I met him first when he was a budding barrister.

He seemed above average in intellect and perceptivity

(They do not always go together).

 

Subsequently we had many a spirited exchange.

I did not always agree with him nor he with me.

He could be exasperating (He must have thought so of me).

But always he was a formidable foil.

 

One thing on his side—he was honest (I'll give him that).

With a persistent insistence on sticking to the facts

As he knew them, or believed them to be.

 

And he was as avid as he was persistent

In the pursuit of truth and justice as he saw them.

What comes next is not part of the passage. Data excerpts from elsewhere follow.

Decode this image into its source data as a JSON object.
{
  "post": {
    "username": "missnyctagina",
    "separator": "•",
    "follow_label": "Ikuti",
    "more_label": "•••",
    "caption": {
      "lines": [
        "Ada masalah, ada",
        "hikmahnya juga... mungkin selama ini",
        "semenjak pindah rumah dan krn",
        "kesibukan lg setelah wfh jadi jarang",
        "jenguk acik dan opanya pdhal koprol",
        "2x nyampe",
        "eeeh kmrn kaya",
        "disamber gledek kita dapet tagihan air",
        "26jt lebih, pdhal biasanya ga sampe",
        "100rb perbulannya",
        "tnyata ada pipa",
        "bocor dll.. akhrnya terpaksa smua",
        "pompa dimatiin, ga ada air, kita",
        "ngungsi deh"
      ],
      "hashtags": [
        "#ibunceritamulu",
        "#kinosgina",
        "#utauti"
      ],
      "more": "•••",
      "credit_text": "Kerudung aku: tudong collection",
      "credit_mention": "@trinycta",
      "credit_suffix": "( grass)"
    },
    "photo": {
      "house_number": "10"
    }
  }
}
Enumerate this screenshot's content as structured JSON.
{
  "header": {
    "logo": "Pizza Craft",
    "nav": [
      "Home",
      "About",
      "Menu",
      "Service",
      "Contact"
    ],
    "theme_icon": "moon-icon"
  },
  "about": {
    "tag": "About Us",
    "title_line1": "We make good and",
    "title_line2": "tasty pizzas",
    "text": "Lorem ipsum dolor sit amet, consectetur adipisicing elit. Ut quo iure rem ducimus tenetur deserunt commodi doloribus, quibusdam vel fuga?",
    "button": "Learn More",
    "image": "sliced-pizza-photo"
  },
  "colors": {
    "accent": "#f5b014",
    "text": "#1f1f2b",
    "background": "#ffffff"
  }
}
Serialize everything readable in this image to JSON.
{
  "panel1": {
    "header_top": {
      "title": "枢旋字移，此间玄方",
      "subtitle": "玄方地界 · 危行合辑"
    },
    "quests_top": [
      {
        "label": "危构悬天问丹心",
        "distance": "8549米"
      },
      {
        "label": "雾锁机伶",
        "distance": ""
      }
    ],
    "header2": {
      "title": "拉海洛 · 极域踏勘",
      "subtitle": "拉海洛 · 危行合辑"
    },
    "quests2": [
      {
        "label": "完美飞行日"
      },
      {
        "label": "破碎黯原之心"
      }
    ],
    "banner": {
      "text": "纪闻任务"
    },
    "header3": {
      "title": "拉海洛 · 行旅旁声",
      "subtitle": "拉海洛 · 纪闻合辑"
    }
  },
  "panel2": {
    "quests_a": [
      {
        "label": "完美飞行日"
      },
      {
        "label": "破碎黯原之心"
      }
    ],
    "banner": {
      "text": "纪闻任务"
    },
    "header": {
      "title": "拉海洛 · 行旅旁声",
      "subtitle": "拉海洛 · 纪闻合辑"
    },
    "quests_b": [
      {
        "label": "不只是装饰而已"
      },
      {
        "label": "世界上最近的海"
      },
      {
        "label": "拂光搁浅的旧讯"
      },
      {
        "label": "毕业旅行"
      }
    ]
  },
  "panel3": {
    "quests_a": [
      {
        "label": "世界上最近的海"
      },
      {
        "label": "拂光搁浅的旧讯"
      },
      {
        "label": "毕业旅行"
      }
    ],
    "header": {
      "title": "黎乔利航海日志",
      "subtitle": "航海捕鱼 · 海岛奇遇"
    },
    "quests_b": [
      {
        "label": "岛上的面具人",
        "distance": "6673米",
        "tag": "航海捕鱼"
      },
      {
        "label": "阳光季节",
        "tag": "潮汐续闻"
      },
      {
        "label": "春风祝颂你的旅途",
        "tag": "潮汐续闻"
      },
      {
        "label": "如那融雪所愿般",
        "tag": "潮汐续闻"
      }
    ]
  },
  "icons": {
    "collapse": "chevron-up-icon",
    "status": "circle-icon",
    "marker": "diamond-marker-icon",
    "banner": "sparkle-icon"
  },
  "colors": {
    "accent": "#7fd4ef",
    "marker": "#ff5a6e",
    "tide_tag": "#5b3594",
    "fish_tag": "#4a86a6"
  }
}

He asked no quarter and gave none.

To those who were close to him and cared for him,

 

This could evoke a stark and graceless encounter.

But had he not cared for them, he would not have bothered

To put their care for him on the line

In the interest of confronting them with truth.

 

But one thing always prevailed for good or for ill—

You knew where he stood and where you stood with him.

And where he stood was uncompromisingly for the right,

As, he saw the right, or thought he saw the right.

 

Nor could any relationship with him survive

If he did not perceive the same spirit in the other.

And yet he was not without fault or struggle.

 

In the later years he was beset by physical ills.

Still, his faith remained secure.

A gift of God to his spirit, untouched

By the cataclysms of the mortal cocoon.

 

Indeed, through it he reached out to others.

Nor was his assistance, confined to matters of faith.

He had a heart for genuinely serving his clients.

 

Unique in the practice of law, was his earnest effort

To find the best way—the practical, the simple, the least costly—

To resolve the tangles of troubled human beings

Not always through the impersonal juridical maze

But in the more personal climate of reality and reason.

 

In these respects and more, we will miss him—

The vacillating emotional tides along with

The penetrating capacities of his mind.

 

Perhaps there will be, perforce, a calmer lagoon now.

But there will be also a strange emptiness

In the absence of the tossing seas.

 

But, be all of that as it may, he is at rest now.

The "mortal coil" with its earthly madness

Has been jettisoned and there is now eternal calm.